Há que continuar por este caminho. A vontade de lutar existe e a determinação das massas para derrubar Bolsonaro está mais do que comprovada. A classe operária brasileira, os jornaleiros do campo, a juventude, os pobres das favelas expressaram a sua raiva, trata-se agora de a organizar, pondo em marcha um plano de luta consequente que passe pela convocação urgente de uma greve geral em todo o país, com manifestações nas ruas, a criação de comités de luta nas cidades, nos centros de trabalho e de estudo, e a defesa de uma frente unida das forças que constituem a esquerda sindical e política combativa.
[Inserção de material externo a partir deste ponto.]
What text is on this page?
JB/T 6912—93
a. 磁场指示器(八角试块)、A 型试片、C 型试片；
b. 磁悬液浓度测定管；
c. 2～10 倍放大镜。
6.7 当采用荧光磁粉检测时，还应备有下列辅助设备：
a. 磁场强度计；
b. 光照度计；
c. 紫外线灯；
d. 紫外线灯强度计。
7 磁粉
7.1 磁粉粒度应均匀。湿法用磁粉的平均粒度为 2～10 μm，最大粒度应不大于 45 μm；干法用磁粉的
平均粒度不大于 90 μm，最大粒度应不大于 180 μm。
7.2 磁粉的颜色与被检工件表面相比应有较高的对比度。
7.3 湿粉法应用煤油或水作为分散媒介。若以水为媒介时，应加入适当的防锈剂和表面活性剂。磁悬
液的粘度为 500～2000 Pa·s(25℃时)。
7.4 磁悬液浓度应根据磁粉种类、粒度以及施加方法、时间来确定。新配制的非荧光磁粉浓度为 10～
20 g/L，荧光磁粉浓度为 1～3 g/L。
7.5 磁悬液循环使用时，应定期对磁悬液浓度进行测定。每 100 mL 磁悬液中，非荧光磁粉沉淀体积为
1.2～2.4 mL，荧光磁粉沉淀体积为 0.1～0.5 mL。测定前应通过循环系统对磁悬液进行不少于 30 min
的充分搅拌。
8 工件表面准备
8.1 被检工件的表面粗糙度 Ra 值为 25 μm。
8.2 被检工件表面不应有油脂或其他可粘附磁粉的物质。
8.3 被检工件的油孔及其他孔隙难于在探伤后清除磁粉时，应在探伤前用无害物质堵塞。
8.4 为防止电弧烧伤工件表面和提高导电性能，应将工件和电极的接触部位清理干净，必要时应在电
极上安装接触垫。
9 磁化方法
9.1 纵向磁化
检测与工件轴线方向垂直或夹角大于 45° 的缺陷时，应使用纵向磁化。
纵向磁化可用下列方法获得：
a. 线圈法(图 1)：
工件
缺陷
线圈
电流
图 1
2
Nenhum impeachment poderá conseguir sequer metade daquilo que as massas podem arrancar através da ação direta nas ruas. Há que romper com o cancro da colaboração de classes e lutar por um governo dos trabalhadores com um programa socialista.

 


Notas:

1. A China tornou-se o primeiro parceiro comercial do gigante latino-americano, e os laços com o país asiático, no que diz respeito a investimentos e exportações, estão a reforçar-se. Ao mesmo tempo, o governo de Bolsonaro é abertamente pró-americano e "anticomunista". Esta contradição ameaça a estratégia económica e os lucros de um setor importante do grande capital brasileiro.